The Experience of Care in People With Palliative Needs and Their Families: A Qualitative Metasynthesis
Ana Gil Méndez, Caterina Checa Jiménez, Ingrid Bullich Marín, Laura Navarrete Reyes, Carolina Watson Badia, Nina Granel Gimenez, Lídia Ribera Barberan, Mireia Subirana Casacuberta, Juan M. Leyva‐MoralABSTRACT
Aim
To synthesise and reinterpret qualitative evidence on how people with palliative care needs and their family caregivers experience the care process.
Background
Palliative care aims to provide holistic, person‐ and family‐centred care. Although qualitative research has explored multiple aspects of end‐of‐life care, existing knowledge remains fragmented, limiting its translation into coherent, humanised, and clinically applicable nursing care models.
Design
A qualitative systematic review with interpretive meta‐synthesis.
Methods
A qualitative meta‐synthesis was conducted following PRISMA guidelines.
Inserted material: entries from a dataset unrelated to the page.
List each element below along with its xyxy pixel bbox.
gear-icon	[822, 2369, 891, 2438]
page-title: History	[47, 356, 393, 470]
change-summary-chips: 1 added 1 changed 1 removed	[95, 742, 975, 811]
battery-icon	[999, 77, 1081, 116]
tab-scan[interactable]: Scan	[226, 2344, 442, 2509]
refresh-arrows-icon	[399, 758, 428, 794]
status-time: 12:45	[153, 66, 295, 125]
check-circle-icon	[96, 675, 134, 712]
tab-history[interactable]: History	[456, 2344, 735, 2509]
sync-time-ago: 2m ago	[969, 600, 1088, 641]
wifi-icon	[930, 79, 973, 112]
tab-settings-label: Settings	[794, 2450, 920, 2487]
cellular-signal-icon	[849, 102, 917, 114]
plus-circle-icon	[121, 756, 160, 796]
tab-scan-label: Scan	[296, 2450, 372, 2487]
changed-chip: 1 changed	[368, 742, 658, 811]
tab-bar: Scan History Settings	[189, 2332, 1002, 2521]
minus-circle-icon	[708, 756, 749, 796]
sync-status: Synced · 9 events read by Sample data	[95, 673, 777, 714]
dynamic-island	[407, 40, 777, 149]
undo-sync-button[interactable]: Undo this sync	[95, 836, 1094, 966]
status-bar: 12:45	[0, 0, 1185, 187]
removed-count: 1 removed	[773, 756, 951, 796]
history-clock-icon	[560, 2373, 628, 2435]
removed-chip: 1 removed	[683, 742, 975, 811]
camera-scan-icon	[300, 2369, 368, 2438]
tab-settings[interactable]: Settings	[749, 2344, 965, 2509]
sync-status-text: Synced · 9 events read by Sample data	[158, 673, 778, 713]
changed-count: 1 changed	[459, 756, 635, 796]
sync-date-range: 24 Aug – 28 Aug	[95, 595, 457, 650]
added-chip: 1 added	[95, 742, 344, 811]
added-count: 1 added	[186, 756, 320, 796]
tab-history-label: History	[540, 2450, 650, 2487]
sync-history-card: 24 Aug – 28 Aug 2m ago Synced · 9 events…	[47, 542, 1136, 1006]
Systematic searches were performed in PubMed, CINAHL, and Scopus for studies published between 2014 and 2024, in English or Spanish, involving adults with palliative care needs and/or their family caregivers from OECD countries. A total of 3232 records were identified. Following screening and full‐text review, 13 qualitative studies were included. Methodological quality was appraised using the Critical Appraisal Skills Programme (CASP) checklist. Findings were synthesised through an interpretive approach using reflexive thematic analysis.
Results
The care experience is configured as a dynamic, relational, and non‐linear process, characterised by emotional, physical, and social demands. Family caregivers report a substantial caregiving burden, often exacerbated by a lack of support, constrained resources, and communication challenges with healthcare teams. From the perspective of people with palliative care needs, the experience of care is closely linked to respect for autonomy, preservation of identity, and the quality of relational presence. Dignity emerges as a cross‐cutting theme, strengthened or undermined by nursing practices, interpersonal interactions, and organisational contexts.
Conclusion
Effective palliative care requires relational nursing practices that uphold dignity and support the family as a unit of care.
Relevance to Clinical Practice
Nursing practice must systematically integrate relational competencies to preserve patient identity and support the family as a care unit. Bureaucratic healthcare structures often act as active barriers to care, necessitating organisational redesign to support family accompaniment.